要把程序变为并发程序,首先要理清各个任务之间的边界。在大多数服务器应用程序中都存在一个明显的任务边界:即单个客户请求。但有时候任务边界也并不是是显而易见的,好比在单个客户请求中仍有可能存在可发掘的并行性,例如数据库服务器。java
本文将开发一些不一样版本的组件,而且每一个版本都实现了不一样程度的并发性。该示例组件实现浏览器程序中的页面渲染(Page-Rendering)功能,它的做用是将HTML页面绘制到图像缓存中。为了简便,假设HTML页面只包含标签文本,以及预约义大小的图片和URL。数据库
最简单的方法就是对HTML文档进行串行处理。当遇到文本标签时,将其绘制到图像缓存中。当遇到图像引用时,先经过网络获取它,而后再将其绘制到图像缓存中。这种方式很容易实现,程序只需将输入中的每一个元素处理一次(甚至不须要缓存文档),但这种方法会让用户等待很长时间,直到显示全部的文本。浏览器
另外一种串行执行的方法会好一点,它先处理文本标签,同时为图像预留出矩形的占位空间,在处理完了第一遍文本后,程序在开始下载图像,并将它们绘制到相应的占位空间中:缓存
public class SingleThreadRenderer { void renderPage(CharSequence source) { //先处理文本 renderText(source); //扫描整个文档,找出全部的图片,而后下载 List<ImageInfo> imageInfos = scanForImageInfo(source); List<ImageData> imageDatas = new ArrayList<ImageData>(); for (ImageInfo info : imageInfos) { imageDatas.add(info.downloadImage()); } //渲染全部下载的图片 for (ImageData data : imageDatas) { renderImage(data); } //整个页面渲染完成 } }
图像下载过程的大部分时间都是在等待I/O操做执行完成,这期间CPU几乎不做任何工做。所以,这种串行执行方法没有充分的利用CPU,使得用户在看到最终页面以前要等待过长的时间。经过将问题分解为多个独立的任务并发执行,可以得到更高的CPU利用率和响应速度。服务器
为了实现更高的并发性,首先将渲染过程分解为两个任务,一个是渲染全部的文本标签,另外一个是下载全部的图像(由于其中一个任务时CPU密集型,而另外一个任务时I/O密集型,所以这种方法即便在单CPU系统上也能提高性能)。网络
Callable和Future有助于表示这些协同任务之间的交互。下面的FutureRenderer中建立了一个Callable来下载全部的图像,并将其提交到一个ExecutorService。这将返回一个描述任务执行状况的Future。当主任务须要图像时,它会等待Future.get的调用结果。

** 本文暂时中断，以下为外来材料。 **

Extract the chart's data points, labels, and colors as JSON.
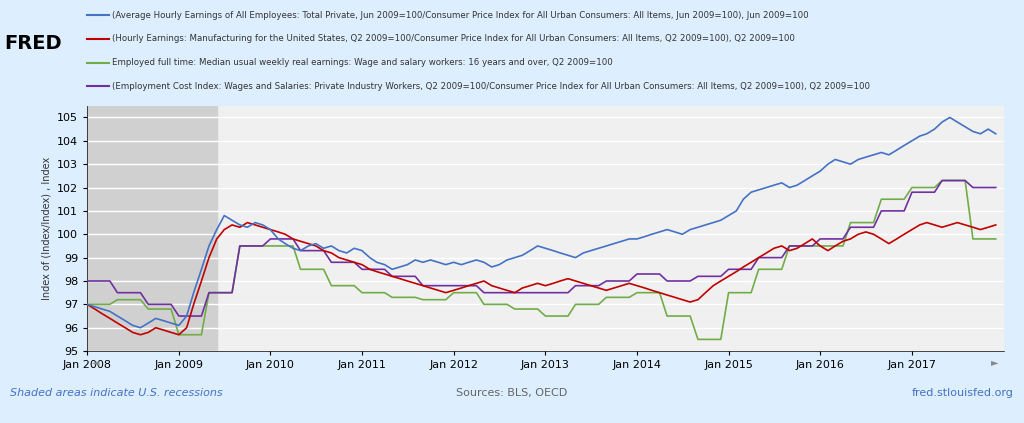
{
  "title_lines": [
    "(Average Hourly Earnings of All Employees: Total Private, Jun 2009=100/Consumer Price Index for All Urban Consumers: All Items, Jun 2009=100), Jun 2009=100",
    "(Hourly Earnings: Manufacturing for the United States, Q2 2009=100/Consumer Price Index for All Urban Consumers: All Items, Q2 2009=100), Q2 2009=100",
    "Employed full time: Median usual weekly real earnings: Wage and salary workers: 16 years and over, Q2 2009=100",
    "(Employment Cost Index: Wages and Salaries: Private Industry Workers, Q2 2009=100/Consumer Price Index for All Urban Consumers: All Items, Q2 2009=100), Q2 2009=100"
  ],
  "line_colors": [
    "#4472C4",
    "#C00000",
    "#70AD47",
    "#7030A0"
  ],
  "ylabel": "Index of (Index/Index) , Index",
  "ylim": [
    95,
    105.5
  ],
  "yticks": [
    95,
    96,
    97,
    98,
    99,
    100,
    101,
    102,
    103,
    104,
    105
  ],
  "bg_color": "#DDEEFF",
  "plot_bg_color": "#F0F0F0",
  "grid_color": "#FFFFFF",
  "recession_color": "#D0D0D0",
  "fred_red": "#CC0000",
  "footer_left": "Shaded areas indicate U.S. recessions",
  "footer_center": "Sources: BLS, OECD",
  "footer_right": "fred.stlouisfed.org"
}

若是幸运的话,当前开始请求时,全部的图像就已经下载完成了,即便没有,至少图像的下载任务已经提早开始了:并发
public class FutureRenderer { private final ExecutorService executor = ...; void renderPage(CharSequence source) { //扫描整个文档,找出全部的图片 final List<ImageInfo> imageInfos = scanForImageInfo(source); //定义一个任务,用于下载全部图片 Callable<List<ImageData>> task = new Callable<List<ImageData>>() { public List<ImageData>> call() { List<ImageData> result = new ArrayList<ImageData>(); for (ImageInfo info : imageInfos) { ImageData data = info.downloadImage(); result.add(data); } return result; } }; //将任务提交到Executor中执行 Future<List<ImageData>> future = executor.submit(task); //处理文本 renderText(source); //获取全部已下载好的图片 try { List<ImageData> imageDatas = future.get();//将阻塞直处处理完成或执行出错 //渲染全部下载的图片 for (ImageData data : imageDatas) { renderImage(data); } } catch(InterruptedException e) { Thread.currentThread().interrupt(); future.cancel(); } catch(ExecutionException e) { throw launderThrowable(e.getCause()); } //整个页面渲染完成 } }
这里先介绍一下Future,Runnable和Callable函数
Runnable和Callable描述的都是抽象的计算任务。这些任务一般是有范围的,即都有一个明确的起点,而且最终都会结束。性能
Future表示一个任务的生命周期,并提供了相应的方法来判断是否已经完成或取消。Future还提供了get方法来得到计算结果。get方法的行为取决于任务的执行状态(还没有开始,正在执行,已完成)。this
FutureRenderer使得渲染文本任务与下载图像的任务并发的执行。当全部图像下载完后,会显示到页面上。这将提高用户 体验,不只使用户更快的看到结果,还有效利用了并行性。但咱们还能够作得更好——用户没必要等到全部的图像都下载完成,而是但愿看到每当下载完一幅图像时就当即显示出来。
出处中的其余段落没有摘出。